The program pairs residents in need of assistance with volunteers who can help clear sidewalks of snow and ice in the winter. The program is intended to benefit residents who are not physically able to remove snow and do not have other resources to remove snow, such as neighbors, friends or a hired service.
“Helping people out is something I don’t mind doing,” Rodriguez told the Cedar Rapids Gazette.
After a slow start, winter’s arrival now has now brought with it freezing temperatures and several inches of snow. But Cedar Rapids still is soliciting volunteers to match with Snow Buddies. More clients applied for help than volunteers did to help them.
According to the city, 20 “Snow Hero” volunteers have been paired with 29 residents, or “Snow Buddies” clients, so far this winter. Four volunteers also are serving as backups in case a Snow Hero cannot shovel — for instance, if they are out of town or ill.
The number of participants is limited by the number of viable volunteers who consent to and clear a background check, and are either located within proximity to a client or willing to travel farther. The city is especially seeking volunteers who are able to travel longer distances to close the need gap.
Heroes must be at least 18 years old and provide their own snow removal equipment. To find more information or sign up, visit CityofCR.com/SnowBuddies.
Cedar Rapids launched this pilot program in 2021 after the City Council approved municipal code changes amending the guidelines for property owners to clear snow and ice from sidewalks. These changes shortened the time frame from 48 to 24 hours and established a new civil citation for violators and an appeal process.
City officials have said maintaining clear sidewalks and sidewalk ramps is important to ensure that residents can access their sidewalks, bus stops or routes to businesses. Property owners are responsible for their sidewalk and adjacent sidewalk ramps at intersections.
The Snow Buddies program is spurring interest among other Corridor communities. Stan Laverman, senior housing inspector for Iowa City, said trial efforts to mirror Cedar Rapids’ initiative are underway this winter in Iowa City.
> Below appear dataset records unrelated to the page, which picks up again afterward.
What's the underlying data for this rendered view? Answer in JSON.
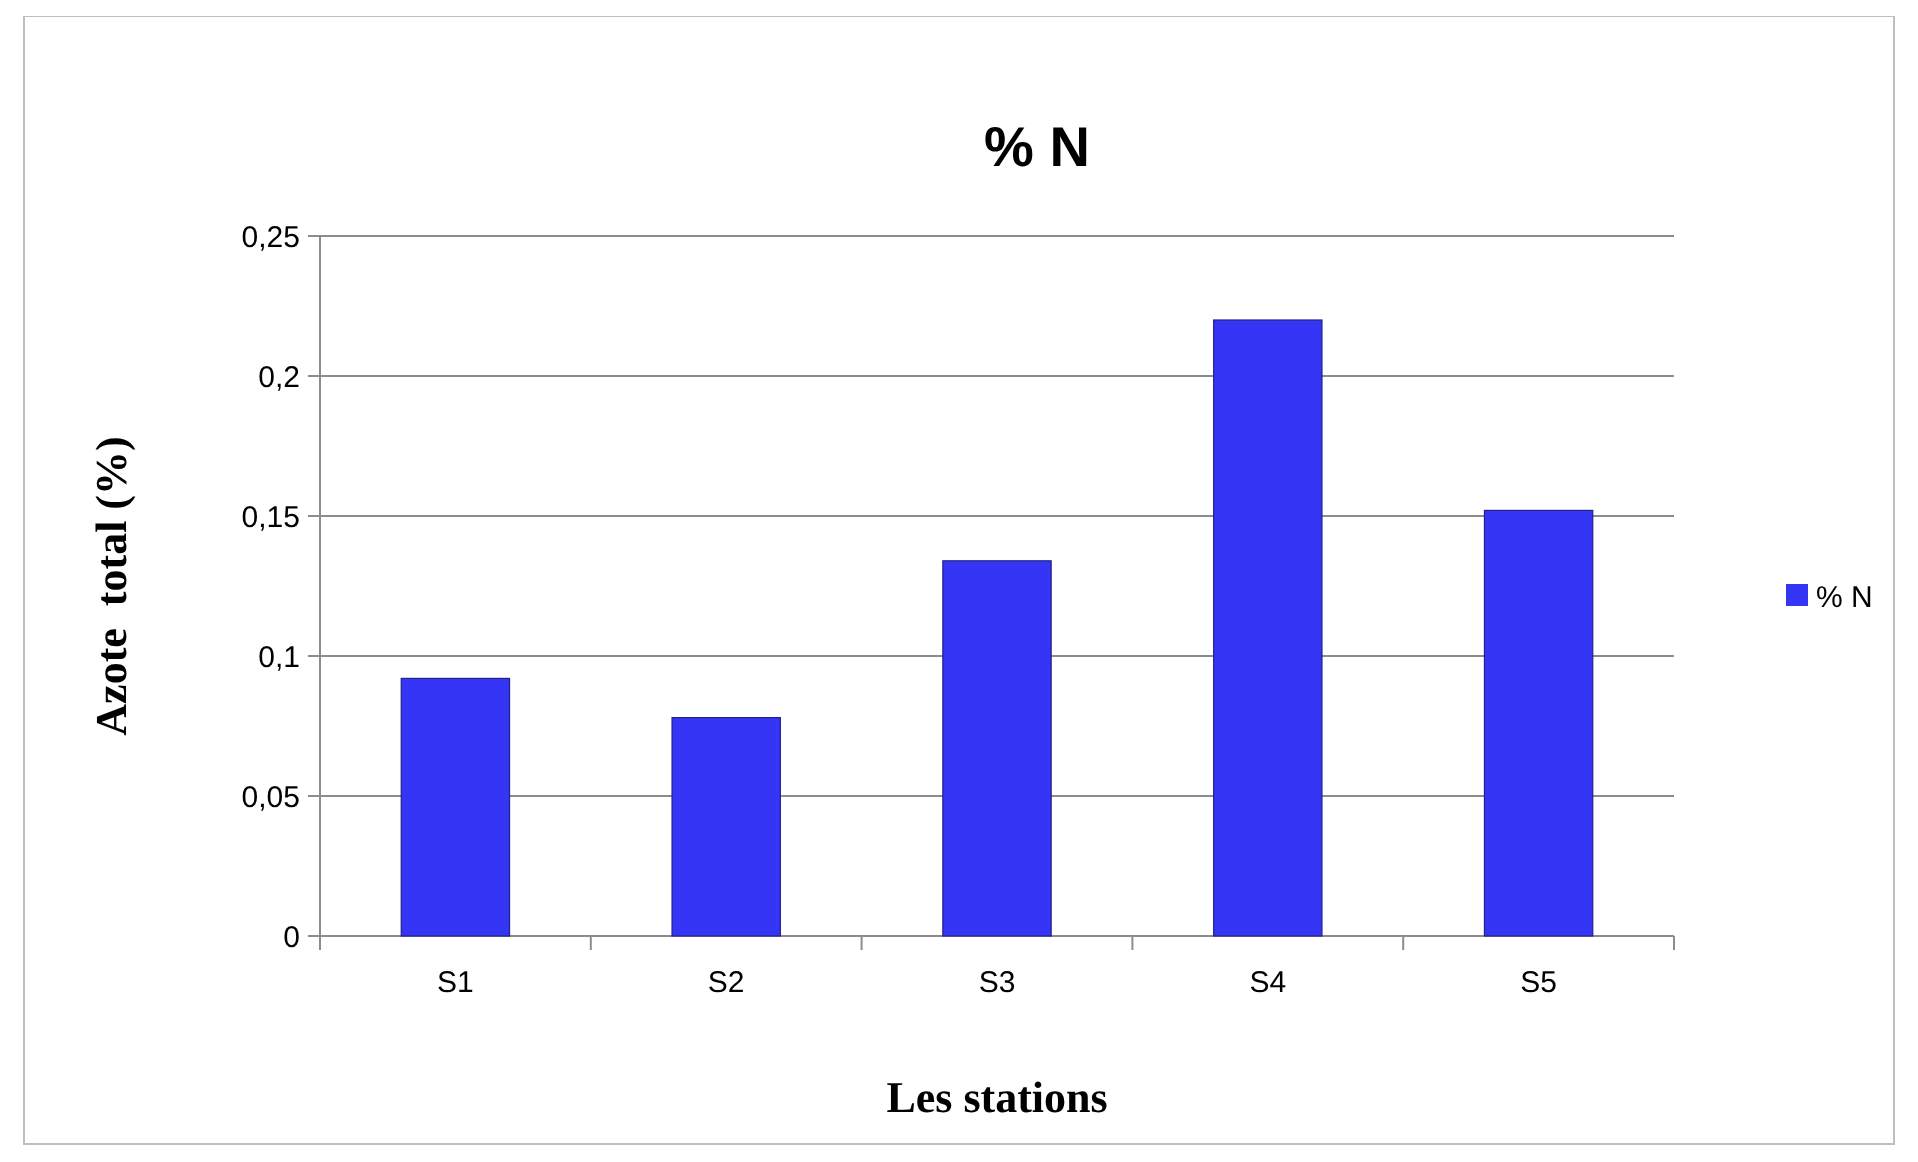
{
  "chart_data": {
    "type": "bar",
    "title": "% N",
    "xlabel": "Les stations",
    "ylabel": "Azote  total (%)",
    "categories": [
      "S1",
      "S2",
      "S3",
      "S4",
      "S5"
    ],
    "series": [
      {
        "name": "% N",
        "color": "#3535f5",
        "values": [
          0.092,
          0.078,
          0.134,
          0.22,
          0.152
        ]
      }
    ],
    "ylim": [
      0,
      0.25
    ],
    "yticks": [
      0,
      {
        "value": 0.05,
        "label": "0,05"
      },
      {
        "value": 0.1,
        "label": "0,1"
      },
      {
        "value": 0.15,
        "label": "0,15"
      },
      {
        "value": 0.2,
        "label": "0,2"
      },
      {
        "value": 0.25,
        "label": "0,25"
      }
    ],
    "grid": "y",
    "legend": "right"
  }
}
Rodriguez said it was a simple process to get involved. Once paired with a client, he introduced himself before venturing out to clear snow with either his snowblower or some shovels. He said the city encourages volunteers to connect with the clients beforehand.
Making it especially convenient to lend a helping hand, the three Snow Buddy clients he helps live close by. The farthest is about eight minutes away from his southwest Cedar Rapids home, Rodriguez said. Once snow stops falling, Rodriguez said he immediately goes to the Snow Buddies’ residences to help out.
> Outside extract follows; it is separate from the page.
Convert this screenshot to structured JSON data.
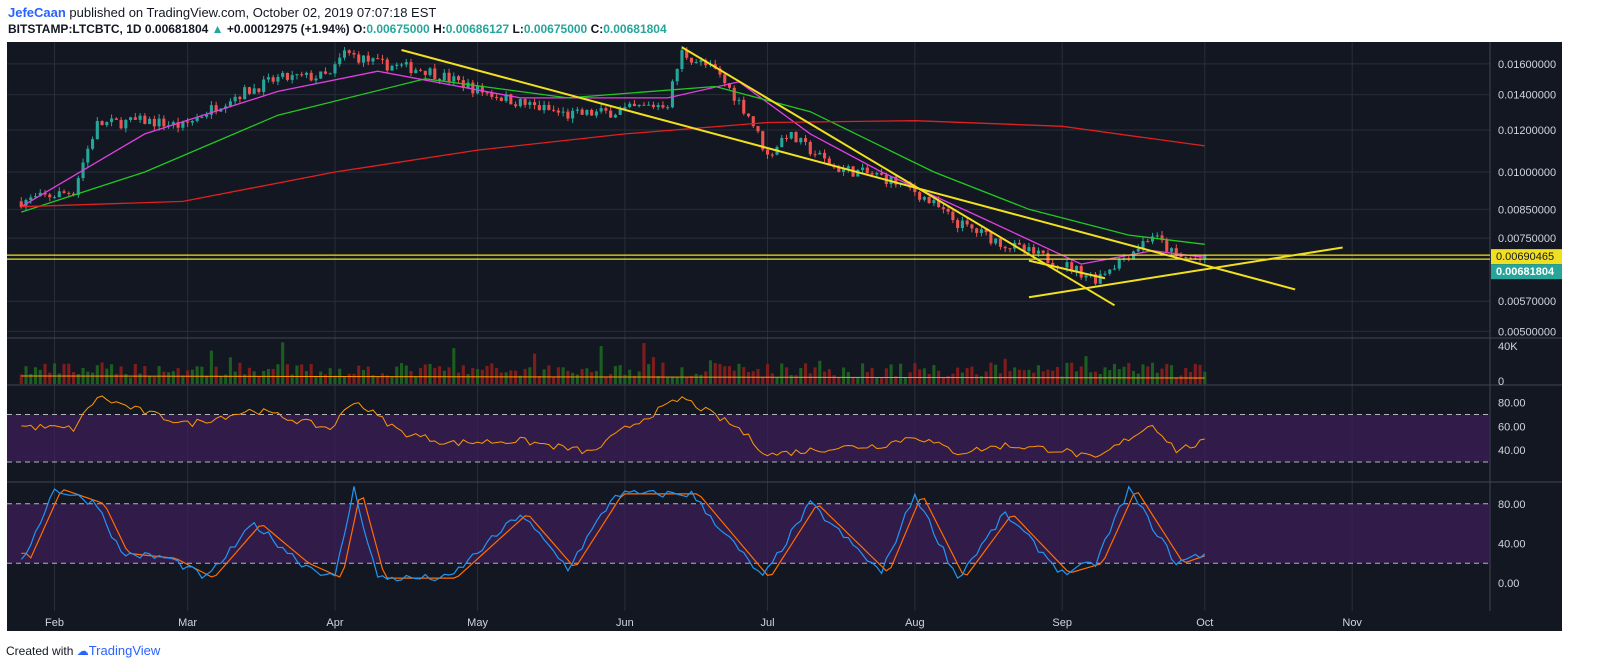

“They’re just people that need a hand,” Rodriguez said.
He would encourage more residents to sign up as volunteers.
“It gives you a good feeling and you’re helping people out, making new friends in your neighborhood,” Rodriguez said.
Nicole Hanson, who also lives in the southwest quadrant, said she was looking for a new volunteer opportunity when she learned of this program through a city email. It seemed like something good she could do close to home with a short time commitment.
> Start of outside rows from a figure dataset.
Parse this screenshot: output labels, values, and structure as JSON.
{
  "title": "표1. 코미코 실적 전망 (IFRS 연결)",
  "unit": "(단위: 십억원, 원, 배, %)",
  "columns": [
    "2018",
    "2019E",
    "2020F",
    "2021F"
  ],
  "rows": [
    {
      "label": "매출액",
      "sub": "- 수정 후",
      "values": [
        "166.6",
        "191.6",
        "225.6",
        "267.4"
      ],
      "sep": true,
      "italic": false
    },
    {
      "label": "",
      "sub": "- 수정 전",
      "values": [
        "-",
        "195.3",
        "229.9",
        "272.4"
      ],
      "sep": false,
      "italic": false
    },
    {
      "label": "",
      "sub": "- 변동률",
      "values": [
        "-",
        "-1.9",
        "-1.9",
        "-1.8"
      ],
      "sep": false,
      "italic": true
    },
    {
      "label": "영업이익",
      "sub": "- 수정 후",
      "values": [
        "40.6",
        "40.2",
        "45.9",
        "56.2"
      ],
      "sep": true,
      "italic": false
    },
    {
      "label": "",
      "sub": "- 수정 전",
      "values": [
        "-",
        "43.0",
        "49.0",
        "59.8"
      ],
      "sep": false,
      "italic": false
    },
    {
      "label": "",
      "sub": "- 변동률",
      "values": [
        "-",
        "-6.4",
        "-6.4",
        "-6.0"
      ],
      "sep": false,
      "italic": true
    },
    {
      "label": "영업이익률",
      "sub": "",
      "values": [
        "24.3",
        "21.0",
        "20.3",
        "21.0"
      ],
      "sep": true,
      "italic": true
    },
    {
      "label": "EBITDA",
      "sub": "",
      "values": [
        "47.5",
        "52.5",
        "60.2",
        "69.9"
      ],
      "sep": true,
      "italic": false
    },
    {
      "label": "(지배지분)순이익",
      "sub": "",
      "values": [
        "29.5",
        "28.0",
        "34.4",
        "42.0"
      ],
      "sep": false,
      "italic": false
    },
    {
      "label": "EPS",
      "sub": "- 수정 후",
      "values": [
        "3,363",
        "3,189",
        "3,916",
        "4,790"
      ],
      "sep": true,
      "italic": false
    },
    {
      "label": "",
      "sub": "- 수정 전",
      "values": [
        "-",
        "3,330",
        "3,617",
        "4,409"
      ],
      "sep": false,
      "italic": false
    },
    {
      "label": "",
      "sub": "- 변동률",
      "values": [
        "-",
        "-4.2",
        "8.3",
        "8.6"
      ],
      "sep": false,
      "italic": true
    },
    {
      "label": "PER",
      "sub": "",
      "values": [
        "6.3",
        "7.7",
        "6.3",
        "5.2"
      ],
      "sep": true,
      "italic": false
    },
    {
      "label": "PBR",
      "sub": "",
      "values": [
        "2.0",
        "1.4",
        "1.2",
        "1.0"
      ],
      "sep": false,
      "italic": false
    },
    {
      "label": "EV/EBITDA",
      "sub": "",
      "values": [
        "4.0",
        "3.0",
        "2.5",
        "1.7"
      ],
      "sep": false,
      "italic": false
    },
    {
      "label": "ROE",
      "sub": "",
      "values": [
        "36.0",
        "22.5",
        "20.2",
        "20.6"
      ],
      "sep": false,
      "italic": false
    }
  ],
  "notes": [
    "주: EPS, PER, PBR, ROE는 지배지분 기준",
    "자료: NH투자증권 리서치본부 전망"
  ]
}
“It’s hard to get outside when it’s so cold, so I like that motivation to get out and be active, and of course to help someone out,” Hanson said.
Her Snow Buddy lives just a mile away — a three-minute drive or about 20 minutes to walk. Hanson has reached out so the client has her name and number.
She hasn’t had the opportunity to clear snow for this resident yet, as she said others have helped clear snow before she could make it out to her Snow Buddy’s house. But she still would recommend the program to others to help keep sidewalks clear with the city’s tighter time frame for snow removal.
“For folks that can’t get out and do it themselves, it’s a great thing,” Hanson said. “Or maybe can’t afford to, or for whatever reason. I’d hate to see someone get fined for something like that.”